Soil organic C (SOC) accumulation is known to increase by practices of increasing plant residue C inputs, while the SOC stabilization efficiency relative to C inputs is variable. The SOC stabilization efficiency in a Kastanozem soil (up to 21% of C inputs) is much greater than the global average (0.7%). To test whether litter is preserved by transformation into the mineral-associated SOC pool in a Kastanozem soil, we conducted a four-year incubation study of ¹³C-labeled maize residue in Saskatchewan, Canada. We monitored whether litter residue inputs are transformed and stabilized into the mineral-associated heavy fraction (>1.60 g cm⁻³). The litter decomposition rates in our study were the lowest among the global dataset due to the limited microbial activities under cold and arid climate. Fractionation of SOC into light and heavy fractions (< or >1.60 g cm⁻³, respectively) and subsequent analysis using nuclear magnetic resonance spectroscopy indicated that both the light and heavy fraction pools of transformed maize litter were enriched by microbial lipids, along with aromatic and carboxylic groups. The heavy fraction exhibited the lower decomposition rates than the light fraction due to selective loss of cellulose. This leads to the greater SOC stabilization in the heavy fraction (14% of the litter input) after the 4-year incubation period, compared to the light fraction (7%). Global temperature-dependency of microbial activities can account for slow litter decomposition under semi-arid and cold prairie, while the high stabilization efficiency of the litter-derived C is supported by microbial transformation and the relatively high capacity of mineral association in Kastanozem soils.

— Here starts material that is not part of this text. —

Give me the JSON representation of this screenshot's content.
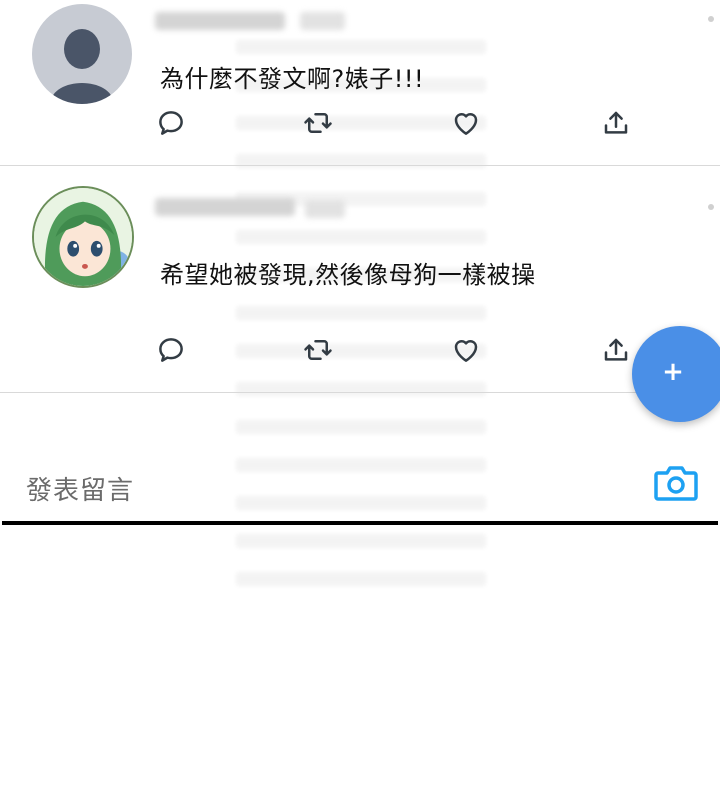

众所周知，通过增加植物残渣碳输入量，土壤有机碳（SOC）积累会增加，而相对于碳输入量的SOC稳定效率却是可变的。Kastanozem土壤中的SOC稳定效率（高达C输入的21％）远高于全球平均水平（0.7％）。为了测试垃圾是否通过转化成Kastanozem土壤中与矿物相关的SOC库而得以保留，我们在加拿大萨斯喀彻温省进行了为期四年的对^13种C标记玉米残留物进行孵化研究。我们监测了垃圾残留物输入是否被转化并稳定为与矿物相关的重质馏分（> 1.60 g cm ^-3）。在我们的研究中，凋落物分解率在全球数据集中是最低的，因为在寒冷和干旱的气候下微生物活动有限。将SOC分为轻质和重质组分（<或> 1.60 g cm ^-3分别）和随后使用核磁共振波谱的分析表明，转化后的玉米凋落物的轻质和重质组分库均富含微生物脂质以及芳香族和羧基基团。由于纤维素的选择性损失，重组分显示出比轻组分更低的分解速率。与轻质部分（7％）相比，在孵化4年后，重质部分（垫料输入的14％）的SOC稳定性更高。微生物活动的全球温度依赖性可以解释半干旱和寒冷大草原下凋落物的分解缓慢，而微生物转化和Kastanozem土壤中较高的矿物缔合能力支持了凋落物衍生的C的高稳定化效率。